Amerykański Pentagon w przygotowaniach do kolejnego etapu akcji w Afganistanie, bierze pod uwagę różnorodne działania - od tajnych akcji sił specjalnych, przez dalsze bombardowania aż do ataków z udziałem śmigłowców bojowych. O taktyce przyszłej walki z Talibami i terrorystami z Al Qaedy pisze dziś amerykańska prasa.
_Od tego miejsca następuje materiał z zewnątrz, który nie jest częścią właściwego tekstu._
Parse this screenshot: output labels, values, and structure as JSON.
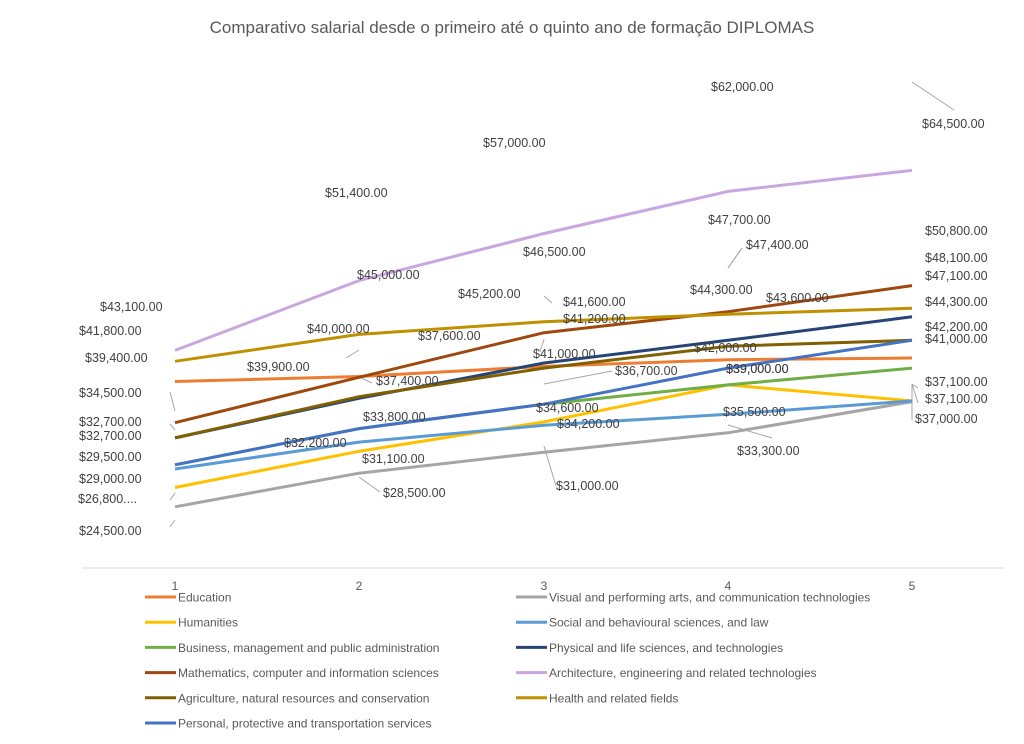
{
  "chart_data": {
    "type": "line",
    "title": "Comparativo salarial desde o primeiro até o quinto ano de formação DIPLOMAS",
    "x": [
      "1",
      "2",
      "3",
      "4",
      "5"
    ],
    "ylim": [
      17000,
      71000
    ],
    "grid": false,
    "legend_position": "bottom",
    "series": [
      {
        "name": "Education",
        "color": "#ED7D31",
        "values": [
          39400,
          40000,
          41200,
          42000,
          42200
        ],
        "labels": [
          "$39,400.00",
          "$40,000.00",
          "$41,200.00",
          "$42,000.00",
          "$42,200.00"
        ]
      },
      {
        "name": "Visual and performing arts, and communication technologies",
        "color": "#A5A5A5",
        "values": [
          24500,
          28500,
          31000,
          33300,
          37000
        ],
        "labels": [
          "$24,500.00",
          "$28,500.00",
          "$31,000.00",
          "$33,300.00",
          "$37,000.00"
        ]
      },
      {
        "name": "Humanities",
        "color": "#FFC000",
        "values": [
          26800,
          31100,
          34600,
          39000,
          37100
        ],
        "labels": [
          "$26,800....",
          "$31,100.00",
          "$34,600.00",
          "$39,000.00",
          "$37,100.00"
        ]
      },
      {
        "name": "Social and behavioural sciences, and law",
        "color": "#5B9BD5",
        "values": [
          29000,
          32200,
          34200,
          35500,
          37100
        ],
        "labels": [
          "$29,000.00",
          "$32,200.00",
          "$34,200.00",
          "$35,500.00",
          "$37,100.00"
        ]
      },
      {
        "name": "Business, management and public administration",
        "color": "#70AD47",
        "values": [
          29500,
          33800,
          36700,
          39000,
          41000
        ],
        "labels": [
          "$29,500.00",
          "$33,800.00",
          "$36,700.00",
          "$39,000.00",
          "$41,000.00"
        ]
      },
      {
        "name": "Physical and life sciences, and technologies",
        "color": "#264478",
        "values": [
          32700,
          37400,
          41600,
          44300,
          47100
        ],
        "labels": [
          "$32,700.00",
          "$37,400.00",
          "$41,600.00",
          "$44,300.00",
          "$47,100.00"
        ]
      },
      {
        "name": "Mathematics, computer and information sciences",
        "color": "#9E480E",
        "values": [
          34500,
          39900,
          45200,
          47700,
          50800
        ],
        "labels": [
          "$34,500.00",
          "$39,900.00",
          "$45,200.00",
          "$47,700.00",
          "$50,800.00"
        ]
      },
      {
        "name": "Architecture, engineering and related technologies",
        "color": "#C9A6E0",
        "values": [
          43100,
          51400,
          57000,
          62000,
          64500
        ],
        "labels": [
          "$43,100.00",
          "$51,400.00",
          "$57,000.00",
          "$62,000.00",
          "$64,500.00"
        ]
      },
      {
        "name": "Agriculture, natural resources and conservation",
        "color": "#806000",
        "values": [
          32700,
          37600,
          41000,
          43600,
          44300
        ],
        "labels": [
          "$32,700.00",
          "$37,600.00",
          "$41,000.00",
          "$43,600.00",
          "$44,300.00"
        ]
      },
      {
        "name": "Health and related fields",
        "color": "#BF9000",
        "values": [
          41800,
          45000,
          46500,
          47400,
          48100
        ],
        "labels": [
          "$41,800.00",
          "$45,000.00",
          "$46,500.00",
          "$47,400.00",
          "$48,100.00"
        ]
      },
      {
        "name": "Personal, protective and transportation services",
        "color": "#4472C4",
        "values": [
          29500,
          33800,
          36700,
          41000,
          44300
        ],
        "labels": null
      }
    ]
  }
}
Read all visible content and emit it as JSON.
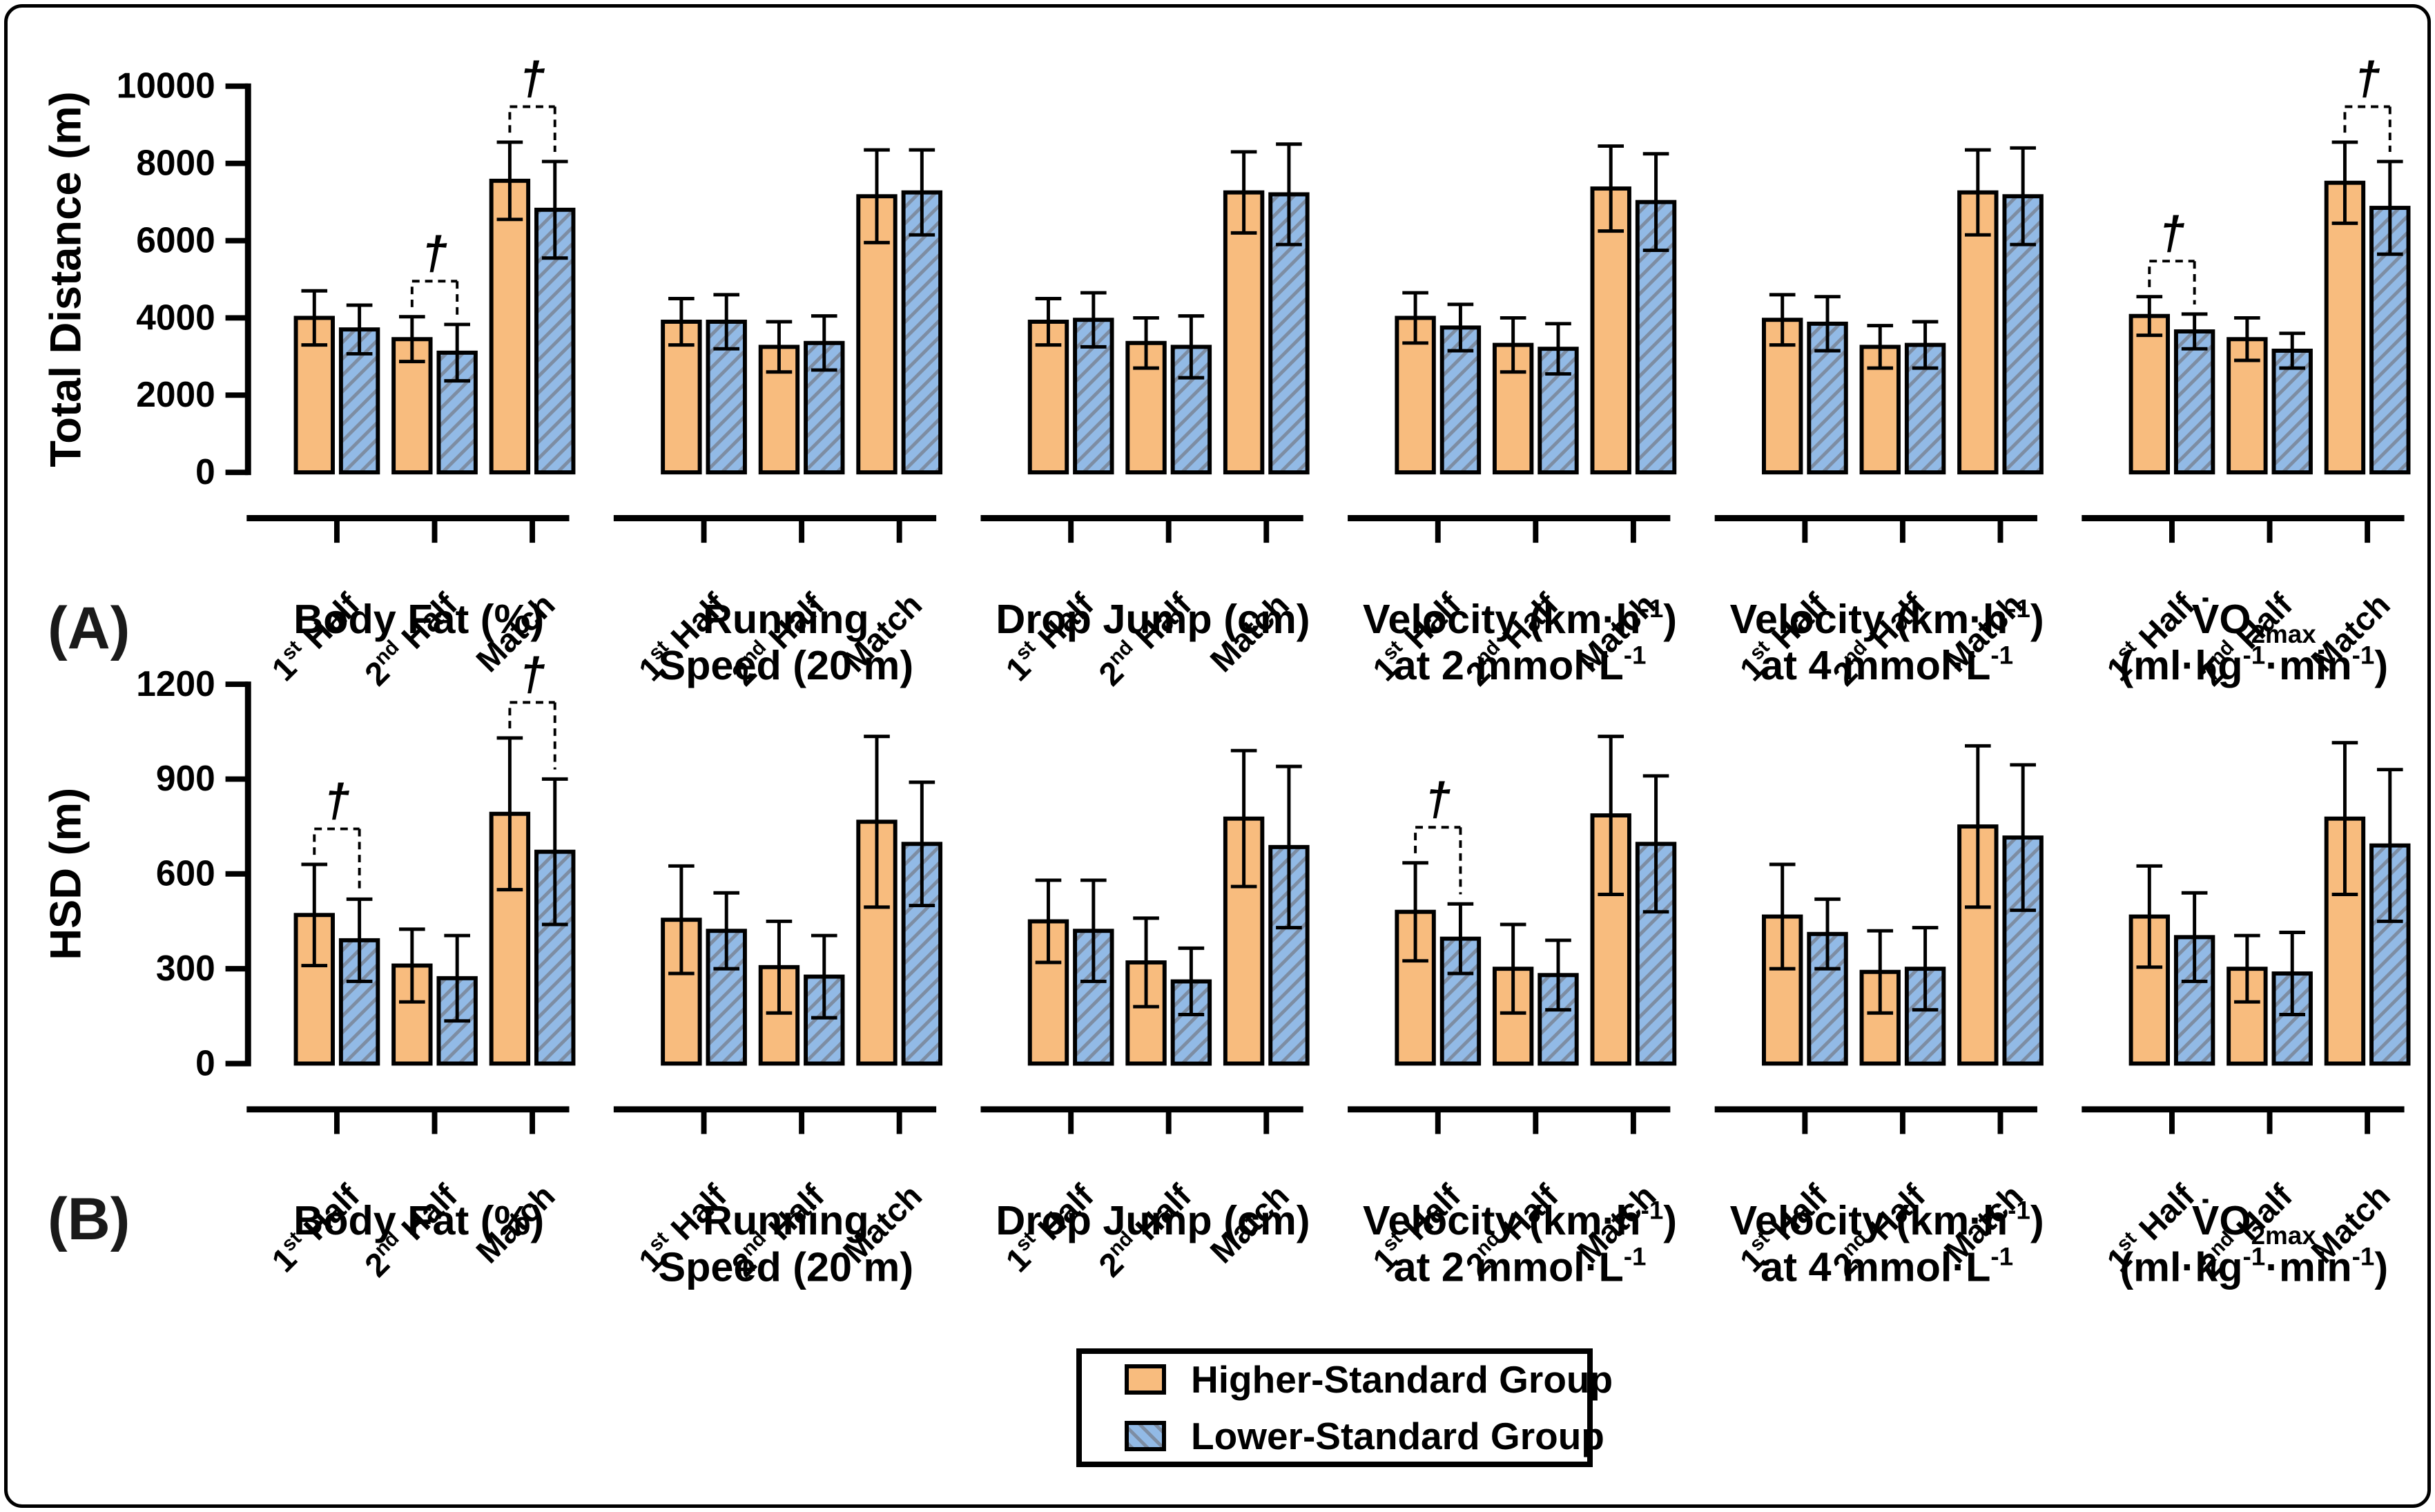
{
  "figure": {
    "row_labels": {
      "a": "(A)",
      "b": "(B)"
    },
    "legend": {
      "position": "bottom-center",
      "entries": [
        {
          "label": "Higher-Standard Group",
          "swatch": "solid-orange"
        },
        {
          "label": "Lower-Standard Group",
          "swatch": "hatched-blue"
        }
      ]
    },
    "colors": {
      "higher_fill": "#F8BC7E",
      "lower_fill": "#92BAE6",
      "lower_hatch": "#7D8DA3",
      "outline": "#000000"
    },
    "significance_symbol": "†"
  },
  "chart_data": {
    "type": "bar",
    "layout": {
      "rows": 2,
      "cols": 6,
      "grid": false,
      "legend_position": "bottom-center"
    },
    "groups": [
      "Higher-Standard Group",
      "Lower-Standard Group"
    ],
    "categories": [
      {
        "plain": "1st Half",
        "rich": [
          "1",
          {
            "sup": "st"
          },
          " Half"
        ]
      },
      {
        "plain": "2nd Half",
        "rich": [
          "2",
          {
            "sup": "nd"
          },
          " Half"
        ]
      },
      {
        "plain": "Match",
        "rich": [
          "Match"
        ]
      }
    ],
    "rows": [
      {
        "id": "A",
        "ylabel": "Total Distance (m)",
        "ylim": [
          0,
          10000
        ],
        "yticks": [
          0,
          2000,
          4000,
          6000,
          8000,
          10000
        ],
        "panels": [
          {
            "name": "body-fat",
            "title": {
              "plain": "Body Fat (%)",
              "lines": [
                [
                  "Body Fat (%)"
                ]
              ]
            },
            "series": [
              {
                "name": "Higher-Standard Group",
                "values": [
                  4000,
                  3450,
                  7550
                ],
                "errors": [
                  700,
                  580,
                  1000
                ]
              },
              {
                "name": "Lower-Standard Group",
                "values": [
                  3700,
                  3100,
                  6800
                ],
                "errors": [
                  630,
                  730,
                  1250
                ]
              }
            ],
            "sig_daggers": [
              1,
              2
            ]
          },
          {
            "name": "running-speed",
            "title": {
              "plain": "Running Speed (20 m)",
              "lines": [
                [
                  "Running"
                ],
                [
                  "Speed (20 m)"
                ]
              ]
            },
            "series": [
              {
                "name": "Higher-Standard Group",
                "values": [
                  3900,
                  3250,
                  7150
                ],
                "errors": [
                  600,
                  650,
                  1200
                ]
              },
              {
                "name": "Lower-Standard Group",
                "values": [
                  3900,
                  3350,
                  7250
                ],
                "errors": [
                  700,
                  700,
                  1100
                ]
              }
            ],
            "sig_daggers": []
          },
          {
            "name": "drop-jump",
            "title": {
              "plain": "Drop Jump (cm)",
              "lines": [
                [
                  "Drop Jump (cm)"
                ]
              ]
            },
            "series": [
              {
                "name": "Higher-Standard Group",
                "values": [
                  3900,
                  3350,
                  7250
                ],
                "errors": [
                  600,
                  650,
                  1050
                ]
              },
              {
                "name": "Lower-Standard Group",
                "values": [
                  3950,
                  3250,
                  7200
                ],
                "errors": [
                  700,
                  800,
                  1300
                ]
              }
            ],
            "sig_daggers": []
          },
          {
            "name": "velocity-2mmol",
            "title": {
              "plain": "Velocity (km·h-1) at 2 mmol·L-1",
              "lines": [
                [
                  "Velocity (km·h",
                  {
                    "sup": "-1"
                  },
                  ")"
                ],
                [
                  "at 2 mmol·L",
                  {
                    "sup": "-1"
                  }
                ]
              ]
            },
            "series": [
              {
                "name": "Higher-Standard Group",
                "values": [
                  4000,
                  3300,
                  7350
                ],
                "errors": [
                  650,
                  700,
                  1100
                ]
              },
              {
                "name": "Lower-Standard Group",
                "values": [
                  3750,
                  3200,
                  7000
                ],
                "errors": [
                  600,
                  650,
                  1250
                ]
              }
            ],
            "sig_daggers": []
          },
          {
            "name": "velocity-4mmol",
            "title": {
              "plain": "Velocity (km·h-1) at 4 mmol·L-1",
              "lines": [
                [
                  "Velocity (km·h",
                  {
                    "sup": "-1"
                  },
                  ")"
                ],
                [
                  "at 4 mmol·L",
                  {
                    "sup": "-1"
                  }
                ]
              ]
            },
            "series": [
              {
                "name": "Higher-Standard Group",
                "values": [
                  3950,
                  3250,
                  7250
                ],
                "errors": [
                  650,
                  550,
                  1100
                ]
              },
              {
                "name": "Lower-Standard Group",
                "values": [
                  3850,
                  3300,
                  7150
                ],
                "errors": [
                  700,
                  600,
                  1250
                ]
              }
            ],
            "sig_daggers": []
          },
          {
            "name": "vo2max",
            "title": {
              "plain": "V̇O2max (ml·kg-1·min-1)",
              "lines": [
                [
                  "V̇O",
                  {
                    "sub": "2max"
                  }
                ],
                [
                  "(ml·kg",
                  {
                    "sup": "-1"
                  },
                  "·min",
                  {
                    "sup": "-1"
                  },
                  ")"
                ]
              ]
            },
            "series": [
              {
                "name": "Higher-Standard Group",
                "values": [
                  4050,
                  3450,
                  7500
                ],
                "errors": [
                  500,
                  550,
                  1050
                ]
              },
              {
                "name": "Lower-Standard Group",
                "values": [
                  3650,
                  3150,
                  6850
                ],
                "errors": [
                  450,
                  450,
                  1200
                ]
              }
            ],
            "sig_daggers": [
              0,
              2
            ]
          }
        ]
      },
      {
        "id": "B",
        "ylabel": "HSD (m)",
        "ylim": [
          0,
          1200
        ],
        "yticks": [
          0,
          300,
          600,
          900,
          1200
        ],
        "panels": [
          {
            "name": "body-fat",
            "title": {
              "plain": "Body Fat (%)",
              "lines": [
                [
                  "Body Fat (%)"
                ]
              ]
            },
            "series": [
              {
                "name": "Higher-Standard Group",
                "values": [
                  470,
                  310,
                  790
                ],
                "errors": [
                  160,
                  115,
                  240
                ]
              },
              {
                "name": "Lower-Standard Group",
                "values": [
                  390,
                  270,
                  670
                ],
                "errors": [
                  130,
                  135,
                  230
                ]
              }
            ],
            "sig_daggers": [
              0,
              2
            ]
          },
          {
            "name": "running-speed",
            "title": {
              "plain": "Running Speed (20 m)",
              "lines": [
                [
                  "Running"
                ],
                [
                  "Speed (20 m)"
                ]
              ]
            },
            "series": [
              {
                "name": "Higher-Standard Group",
                "values": [
                  455,
                  305,
                  765
                ],
                "errors": [
                  170,
                  145,
                  270
                ]
              },
              {
                "name": "Lower-Standard Group",
                "values": [
                  420,
                  275,
                  695
                ],
                "errors": [
                  120,
                  130,
                  195
                ]
              }
            ],
            "sig_daggers": []
          },
          {
            "name": "drop-jump",
            "title": {
              "plain": "Drop Jump (cm)",
              "lines": [
                [
                  "Drop Jump (cm)"
                ]
              ]
            },
            "series": [
              {
                "name": "Higher-Standard Group",
                "values": [
                  450,
                  320,
                  775
                ],
                "errors": [
                  130,
                  140,
                  215
                ]
              },
              {
                "name": "Lower-Standard Group",
                "values": [
                  420,
                  260,
                  685
                ],
                "errors": [
                  160,
                  105,
                  255
                ]
              }
            ],
            "sig_daggers": []
          },
          {
            "name": "velocity-2mmol",
            "title": {
              "plain": "Velocity (km·h-1) at 2 mmol·L-1",
              "lines": [
                [
                  "Velocity (km·h",
                  {
                    "sup": "-1"
                  },
                  ")"
                ],
                [
                  "at 2 mmol·L",
                  {
                    "sup": "-1"
                  }
                ]
              ]
            },
            "series": [
              {
                "name": "Higher-Standard Group",
                "values": [
                  480,
                  300,
                  785
                ],
                "errors": [
                  155,
                  140,
                  250
                ]
              },
              {
                "name": "Lower-Standard Group",
                "values": [
                  395,
                  280,
                  695
                ],
                "errors": [
                  110,
                  110,
                  215
                ]
              }
            ],
            "sig_daggers": [
              0
            ]
          },
          {
            "name": "velocity-4mmol",
            "title": {
              "plain": "Velocity (km·h-1) at 4 mmol·L-1",
              "lines": [
                [
                  "Velocity (km·h",
                  {
                    "sup": "-1"
                  },
                  ")"
                ],
                [
                  "at 4 mmol·L",
                  {
                    "sup": "-1"
                  }
                ]
              ]
            },
            "series": [
              {
                "name": "Higher-Standard Group",
                "values": [
                  465,
                  290,
                  750
                ],
                "errors": [
                  165,
                  130,
                  255
                ]
              },
              {
                "name": "Lower-Standard Group",
                "values": [
                  410,
                  300,
                  715
                ],
                "errors": [
                  110,
                  130,
                  230
                ]
              }
            ],
            "sig_daggers": []
          },
          {
            "name": "vo2max",
            "title": {
              "plain": "V̇O2max (ml·kg-1·min-1)",
              "lines": [
                [
                  "V̇O",
                  {
                    "sub": "2max"
                  }
                ],
                [
                  "(ml·kg",
                  {
                    "sup": "-1"
                  },
                  "·min",
                  {
                    "sup": "-1"
                  },
                  ")"
                ]
              ]
            },
            "series": [
              {
                "name": "Higher-Standard Group",
                "values": [
                  465,
                  300,
                  775
                ],
                "errors": [
                  160,
                  105,
                  240
                ]
              },
              {
                "name": "Lower-Standard Group",
                "values": [
                  400,
                  285,
                  690
                ],
                "errors": [
                  140,
                  130,
                  240
                ]
              }
            ],
            "sig_daggers": []
          }
        ]
      }
    ]
  }
}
Amerykańskie siły zbrojne przygotowują się do ataku na 55. Brygadę Talibów – pisze dziś „The Washington Post”. Niektórzy utrzymują, że rozbicie tej międzynarodowej formacji złożonej głównie z Arabów stanowi klucz do odebrania Talibanowi władzy w kraju i poważny krok na drodze do rozbicia sił Al Qaedy. Brygada uważana jest za podporę interesów bin Ladena, źródło rozsyłanych po świecie terrorystów. To ma być efektowne uderzenie przed rozpoczynającym się za 5 tygodni świętym miesiącem islamu Ramadanem i nieuniknionym osłabieniem działań wojennych na czas zimy. Pentagon chce wywierać na siły bin Ladena i Talibów nieustanny nacisk, chce je zmusić do błędów. Dlatego ataki z powietrza będą wspierać uderzenia sił specjalnych w różnych miejscach kraju. Jak twierdzi były wysoki oficer CIA, na którego powołuje się gazeta mało prawdopodobne by siły specjalne miały za zadanie łapanie terrorystów z listy 22 najbardziej poszukiwanych. Rozkaz będzie raczej brzmiał: „Zabić”.